Revival may also be propelled by the simple power of protest - both Cadbury Wispa and Radio 6 demonstrate beautifully that mobilising popular public opinion and taking a grassroots approach to saving a brand is not to be under estimated. That said, the same efforts were attempted with the Asian Network and ultimately failed. The conclusion we can draw, then, is that revival is ultimately about the commercial imperative - if the audience is falling, if it’s not a viable proposition for its owner, or the investment can’t be justified on the PL, a brand is not going to represent a great target for revival, no matter how much it reminds us of good times past.

We can conclude then that the future of an ‘old’ brand can generally be determined by four key elements - the product has to be right, some equity must remain, one shouldn’t stray too far from what made the brand great initially and it must be contemporised in the right way.

A final reminder of the interplay of these principles can be seen in the example of Woolworths.
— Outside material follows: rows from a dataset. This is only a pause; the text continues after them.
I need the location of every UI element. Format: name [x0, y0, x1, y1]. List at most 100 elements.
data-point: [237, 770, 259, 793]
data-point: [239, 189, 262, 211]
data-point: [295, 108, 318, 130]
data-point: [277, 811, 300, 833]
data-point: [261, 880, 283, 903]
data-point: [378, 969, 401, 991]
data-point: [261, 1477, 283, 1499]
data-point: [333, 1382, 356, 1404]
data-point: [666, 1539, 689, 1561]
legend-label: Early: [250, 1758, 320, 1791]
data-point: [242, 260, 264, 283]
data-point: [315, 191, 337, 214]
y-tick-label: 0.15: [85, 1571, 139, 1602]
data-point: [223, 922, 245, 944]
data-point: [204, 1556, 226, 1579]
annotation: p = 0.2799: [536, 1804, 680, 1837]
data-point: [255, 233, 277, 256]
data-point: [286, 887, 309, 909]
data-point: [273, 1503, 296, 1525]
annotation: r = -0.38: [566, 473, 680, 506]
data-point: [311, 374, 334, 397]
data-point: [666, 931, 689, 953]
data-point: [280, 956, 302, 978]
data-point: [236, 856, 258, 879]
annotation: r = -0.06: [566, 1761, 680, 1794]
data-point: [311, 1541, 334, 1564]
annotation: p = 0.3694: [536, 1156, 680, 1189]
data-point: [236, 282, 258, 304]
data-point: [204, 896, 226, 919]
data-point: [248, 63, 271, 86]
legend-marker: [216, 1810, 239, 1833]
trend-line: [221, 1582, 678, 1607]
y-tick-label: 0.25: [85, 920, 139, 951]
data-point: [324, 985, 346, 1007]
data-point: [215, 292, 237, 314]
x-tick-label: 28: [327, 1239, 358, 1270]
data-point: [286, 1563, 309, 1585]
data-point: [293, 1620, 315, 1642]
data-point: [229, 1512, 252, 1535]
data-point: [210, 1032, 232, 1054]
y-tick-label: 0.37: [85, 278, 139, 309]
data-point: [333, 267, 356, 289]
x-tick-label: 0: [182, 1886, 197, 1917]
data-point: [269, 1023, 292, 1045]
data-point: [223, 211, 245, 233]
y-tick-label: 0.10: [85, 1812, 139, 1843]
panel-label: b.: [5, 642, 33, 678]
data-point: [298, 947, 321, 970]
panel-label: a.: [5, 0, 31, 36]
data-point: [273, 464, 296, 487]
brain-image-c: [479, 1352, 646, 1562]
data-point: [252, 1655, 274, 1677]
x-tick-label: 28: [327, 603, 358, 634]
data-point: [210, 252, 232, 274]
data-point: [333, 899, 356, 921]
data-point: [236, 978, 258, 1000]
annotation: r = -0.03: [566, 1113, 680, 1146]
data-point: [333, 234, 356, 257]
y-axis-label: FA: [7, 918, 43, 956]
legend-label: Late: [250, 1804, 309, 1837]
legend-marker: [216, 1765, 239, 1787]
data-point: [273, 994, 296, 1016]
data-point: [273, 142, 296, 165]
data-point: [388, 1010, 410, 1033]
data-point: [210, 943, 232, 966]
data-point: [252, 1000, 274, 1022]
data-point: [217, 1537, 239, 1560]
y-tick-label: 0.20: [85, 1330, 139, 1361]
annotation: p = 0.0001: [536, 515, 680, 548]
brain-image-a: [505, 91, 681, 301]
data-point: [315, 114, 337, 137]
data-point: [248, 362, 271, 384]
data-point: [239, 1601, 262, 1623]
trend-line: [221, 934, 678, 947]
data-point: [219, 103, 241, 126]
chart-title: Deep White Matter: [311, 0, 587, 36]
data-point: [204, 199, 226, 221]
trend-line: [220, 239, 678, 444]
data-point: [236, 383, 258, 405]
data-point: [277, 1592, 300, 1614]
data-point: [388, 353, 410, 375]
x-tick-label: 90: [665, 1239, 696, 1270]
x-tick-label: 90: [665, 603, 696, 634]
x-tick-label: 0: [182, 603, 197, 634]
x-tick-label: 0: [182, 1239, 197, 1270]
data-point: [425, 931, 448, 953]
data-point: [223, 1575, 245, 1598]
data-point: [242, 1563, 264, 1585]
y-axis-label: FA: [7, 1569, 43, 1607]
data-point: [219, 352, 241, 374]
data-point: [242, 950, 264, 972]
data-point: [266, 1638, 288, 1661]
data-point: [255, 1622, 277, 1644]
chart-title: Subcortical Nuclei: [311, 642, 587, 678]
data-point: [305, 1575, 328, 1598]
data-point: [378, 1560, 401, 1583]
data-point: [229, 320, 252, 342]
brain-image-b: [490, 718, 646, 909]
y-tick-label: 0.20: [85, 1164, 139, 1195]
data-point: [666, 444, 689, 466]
Having hit the wall two years ago, Woolies recognised that retail had all but gone online, but that it still had a useful proposition to make, albeit to a more defined market - so it’s become more targeted on younger families, reformed as an online business, focused its offer on the core areas of need for their audience, established the right price point, and hauled itself into the 21st century. Digital, fresher, brighter, better. A revival success story? We hope.